What is Recall in eCommerce site search?
Recall is the ability of a search engine to find all relevant results for a certain query, regardless of where they show in the search results. In simple words, recall is a measure of how many relevant objects in the database were found in response to a certain search query.
A high recall means that the search engine found a lot of relevant results for a certain question. A low recall means that the search engine missed some relevant results. A good eCommerce search engine should aim for high recall because this makes sure that buyers can quickly and easily find the goods they want.
Example of recall in search
For example, let’s say a person goes to an eCommerce site and looks for a “black leather jacket”. If the search engine has a high recall, it should find all of the site’s black leather jackets, no matter how famous they are or how closely they match the user’s search.
On the other hand, if the search engine has a low recall, it may only find some of the black leather jackets. This could cause the user to miss relevant results and make their search experience unpleasant.
The differences between recall and precision in search
Recall and precision are two important ways to measure how well a search engine works. Together, they paint a fuller picture of a search engine’s ability to return relevant results for a particular query.
Precision is a measure of how many of the results that were found were related to the search.
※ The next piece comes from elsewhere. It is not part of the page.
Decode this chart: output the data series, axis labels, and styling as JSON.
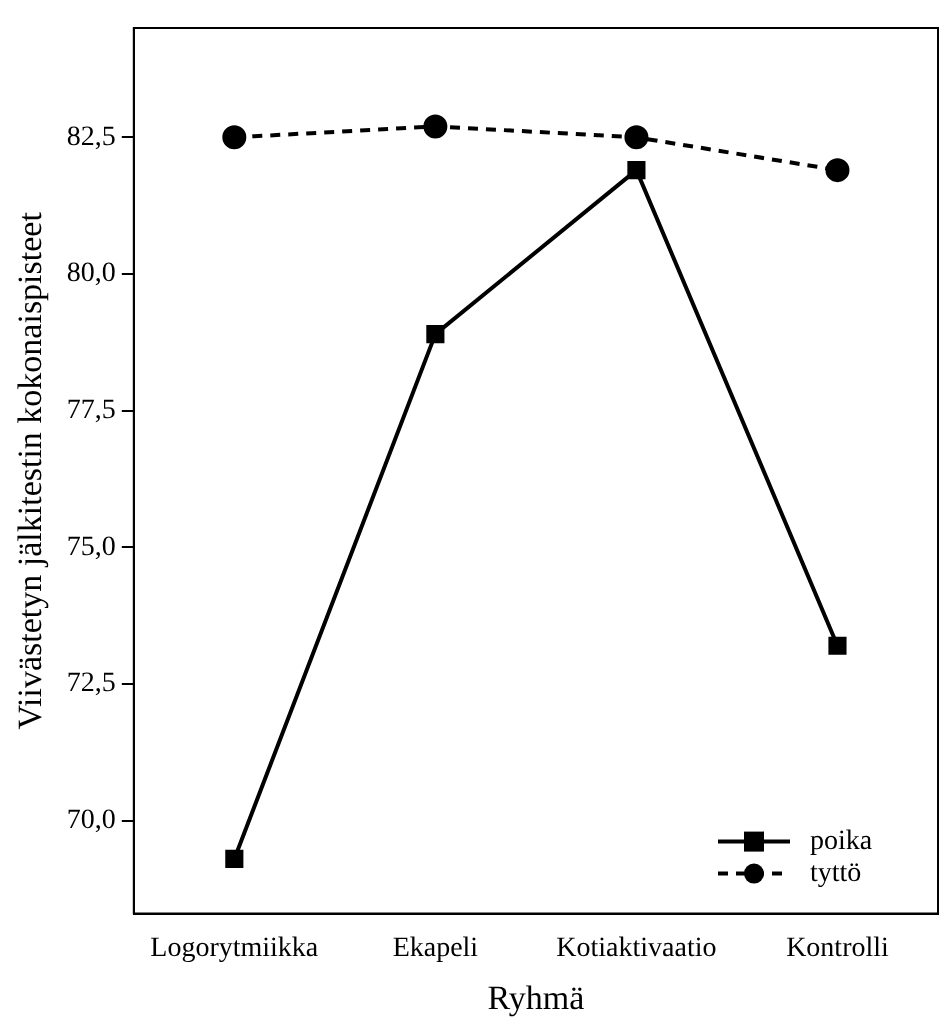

In words, it counts how many of the search results are actually related to what the user is looking for. A high precision means that most of the results are relevant to the search, while a low precision means that many of the results are not related to the search.
For example, if a search engine finds a lot of results that aren’t related to the question, it may increase recall but decrease precision, and vice versa.
The relationship between recall and search relevance
When it comes to how well a search engine works, recall and search relevance are closely tied. A recall is a measurement of how well a search engine can find all relevant results for a given query, no matter what order they show in. In addition, search relevance is how well the search engine’s results match the user’s question.
Most people want a search engine to have a high recall, which means that it can find a high percentage of appropriate results for a given query. This is especially important if the user isn’t sure exactly what they want or if they are using vague words in their search. In these situations, a search engine with a high recall rate is more likely to show results that are useful to the user.
But just having a high recall isn’t enough to make sure that the search results prove helpful to the user. Search relevance is what makes sure that the results match up to what the user was searching about. A search engine with high recall but low relevance may return many results, but the user may have to sort through a lot of unrelated results to find what they need. This can be annoying and take a lot of time.
How to improve recall in eCommerce site search
Using Synonyms
Synonyms are words or phrases that mean the same thing or something close. By using synonyms in your eCommerce site search, you can improve recall by making sure the search engine finds all the relevant results, even if the user used different words to describe them.
For example, if a user looks for “jogging shoes,” the search engine should also return results for “running shoes” and “athletic shoes.” Simply adding synonyms to the search algorithm, the engine will soon be able to recognize these similar words and find every match that is relevant to the user’s search.
Suggestions for Auto-Completion
By providing alternative or similar keywords, auto-complete suggestions can help users narrow their search queries and increase recall. When a user begins typing a search query, the search engine may recommend common or related terms that the user may not have noticed based on prior search history and user behavior. This can assist the user in refining their query and obtaining more relevant results.
Detailed Search
Faceted search lets users narrow down their search results by adding filters or groups to their search queries. This may enhance recall by letting users find relevant results even when their original search was too broad or unclear. For example, if a user searches for “shoes,” the number of outcomes may be excessive. But if there is a faceted search, they can filter their search results by brand, color, size, price, or other categories, which can help them discover more appropriate results.